Miles han vivido sin amor, pero ni uno sin agua.…
MÉXICO
ATERRIZAR EN MÉXICO
No hay ciudad que me haya impresionado más que la ciudad de México.
Diez minutos antes de sobrevolar esta ciudad, toda la tierra que la rodea es hermosa, salpicada de luces como el fondo luminiscente de un océano, cada pueblecito con su casa y su luz y su universo dentro de cada hombre y de cada mujer que sueña.
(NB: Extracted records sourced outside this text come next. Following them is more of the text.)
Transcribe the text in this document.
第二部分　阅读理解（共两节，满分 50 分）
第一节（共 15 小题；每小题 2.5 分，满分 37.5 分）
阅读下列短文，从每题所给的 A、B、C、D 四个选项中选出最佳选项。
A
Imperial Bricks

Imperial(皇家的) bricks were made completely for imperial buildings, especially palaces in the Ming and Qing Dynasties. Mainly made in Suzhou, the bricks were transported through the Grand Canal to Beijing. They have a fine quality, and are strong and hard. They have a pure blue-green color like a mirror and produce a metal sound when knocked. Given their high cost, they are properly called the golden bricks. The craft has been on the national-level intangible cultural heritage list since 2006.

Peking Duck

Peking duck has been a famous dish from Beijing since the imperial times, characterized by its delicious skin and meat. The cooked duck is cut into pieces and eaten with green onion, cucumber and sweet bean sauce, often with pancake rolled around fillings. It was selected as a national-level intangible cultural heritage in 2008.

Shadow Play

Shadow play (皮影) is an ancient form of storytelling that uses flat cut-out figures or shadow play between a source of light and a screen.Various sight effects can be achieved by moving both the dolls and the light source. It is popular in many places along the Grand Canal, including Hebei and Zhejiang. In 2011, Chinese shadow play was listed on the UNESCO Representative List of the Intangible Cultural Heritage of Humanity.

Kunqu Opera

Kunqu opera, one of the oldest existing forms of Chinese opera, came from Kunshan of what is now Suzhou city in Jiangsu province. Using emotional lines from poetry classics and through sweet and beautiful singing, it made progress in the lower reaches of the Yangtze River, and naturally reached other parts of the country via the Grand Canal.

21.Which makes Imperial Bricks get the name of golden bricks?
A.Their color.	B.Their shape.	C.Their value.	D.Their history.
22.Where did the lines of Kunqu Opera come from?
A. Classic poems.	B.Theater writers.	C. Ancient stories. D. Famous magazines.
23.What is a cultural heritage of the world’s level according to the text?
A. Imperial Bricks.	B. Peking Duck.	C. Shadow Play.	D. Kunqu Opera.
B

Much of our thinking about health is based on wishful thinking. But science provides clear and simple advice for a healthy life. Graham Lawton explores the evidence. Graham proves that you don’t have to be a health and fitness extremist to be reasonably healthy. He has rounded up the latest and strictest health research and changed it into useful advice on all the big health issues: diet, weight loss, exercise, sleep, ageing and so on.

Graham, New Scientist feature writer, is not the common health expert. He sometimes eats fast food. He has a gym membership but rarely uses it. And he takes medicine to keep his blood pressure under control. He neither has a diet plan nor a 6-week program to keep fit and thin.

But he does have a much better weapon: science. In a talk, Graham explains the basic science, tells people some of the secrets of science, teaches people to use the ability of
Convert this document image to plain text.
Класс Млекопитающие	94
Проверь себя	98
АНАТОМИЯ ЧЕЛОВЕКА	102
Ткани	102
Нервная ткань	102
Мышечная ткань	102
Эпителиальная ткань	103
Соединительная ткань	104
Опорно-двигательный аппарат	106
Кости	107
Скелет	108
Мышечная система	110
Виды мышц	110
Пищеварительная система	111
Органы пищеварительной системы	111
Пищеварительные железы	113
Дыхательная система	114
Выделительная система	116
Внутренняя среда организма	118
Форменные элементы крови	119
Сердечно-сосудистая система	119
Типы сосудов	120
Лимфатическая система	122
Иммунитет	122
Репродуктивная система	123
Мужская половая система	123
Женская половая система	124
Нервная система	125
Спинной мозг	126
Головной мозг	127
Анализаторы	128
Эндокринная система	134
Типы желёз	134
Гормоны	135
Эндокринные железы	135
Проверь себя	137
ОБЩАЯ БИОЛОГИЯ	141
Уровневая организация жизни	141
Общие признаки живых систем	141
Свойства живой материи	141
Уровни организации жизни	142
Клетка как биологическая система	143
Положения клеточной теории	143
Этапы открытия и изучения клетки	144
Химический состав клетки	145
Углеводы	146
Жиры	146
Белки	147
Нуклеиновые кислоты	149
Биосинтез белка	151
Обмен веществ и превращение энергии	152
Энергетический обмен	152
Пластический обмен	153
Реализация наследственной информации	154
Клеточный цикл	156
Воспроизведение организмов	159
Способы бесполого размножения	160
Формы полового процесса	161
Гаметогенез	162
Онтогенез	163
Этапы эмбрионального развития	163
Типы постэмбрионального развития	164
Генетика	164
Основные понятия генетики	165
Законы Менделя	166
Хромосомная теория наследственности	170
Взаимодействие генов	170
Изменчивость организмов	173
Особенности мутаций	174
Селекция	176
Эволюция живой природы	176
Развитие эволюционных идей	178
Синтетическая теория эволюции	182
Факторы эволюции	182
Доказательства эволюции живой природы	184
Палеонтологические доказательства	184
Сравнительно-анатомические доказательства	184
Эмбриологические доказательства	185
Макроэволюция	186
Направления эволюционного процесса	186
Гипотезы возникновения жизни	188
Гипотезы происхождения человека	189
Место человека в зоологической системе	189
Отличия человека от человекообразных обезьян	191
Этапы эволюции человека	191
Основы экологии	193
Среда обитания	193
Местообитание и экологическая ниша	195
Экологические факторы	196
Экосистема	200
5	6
Por más que digan que el hombre estropea la Tierra, al menos por la noche, son aún más hermosas estas aldeas iluminadas que las deshabitadas estrellas, desperdigadas sus luces por una oscuridad que, desde el aire, no se distingue si se corresponde con el agua negra de algún lago, o con un monte que duerme tapado por la sábana de algún bosque.
Al pasar Pachuca, aparece de pronto la Ciudad de México y entonces se tiene la impresión de no estar en la Tierra, sino en Titán o en alguna otra luna de Saturno, de misión espacial, porque aquello no parece una ciudad sino un satélite o un mundo, al fondo de un cráter, todo interminable y cuadriculadamente iluminado, junto a un cielo que ya amanece anaranjado, rojo, azul claro y azul oscuro en lo más alto, con tres estrellas que casi dan pena junto al brillo de abajo y el contraste de los volcanes que, como el lago y los montes, se ven tan negros que parece recortables contra el día que amanece.
Al estar el aeropuerto en mitad del distrito, hay que sobrevolar a cámara lenta el manto de luces, bajo una nube negra que recuerda un poco a la de Madrid en los días de sol y calefacciones, pero esta nube es aún más espesa y oscura, como si alguien estuviera quemando ruedas por todas partes.
Amanece al aterrizar y la ciudad que parecía naranja y negra como una mariposa monarca, con la luz del sol se colorea toda, y se llena de ruidos y de vida, y el aire parece claro y limpio, aunque su olor nos recuerde lo que vimos desde el cielo.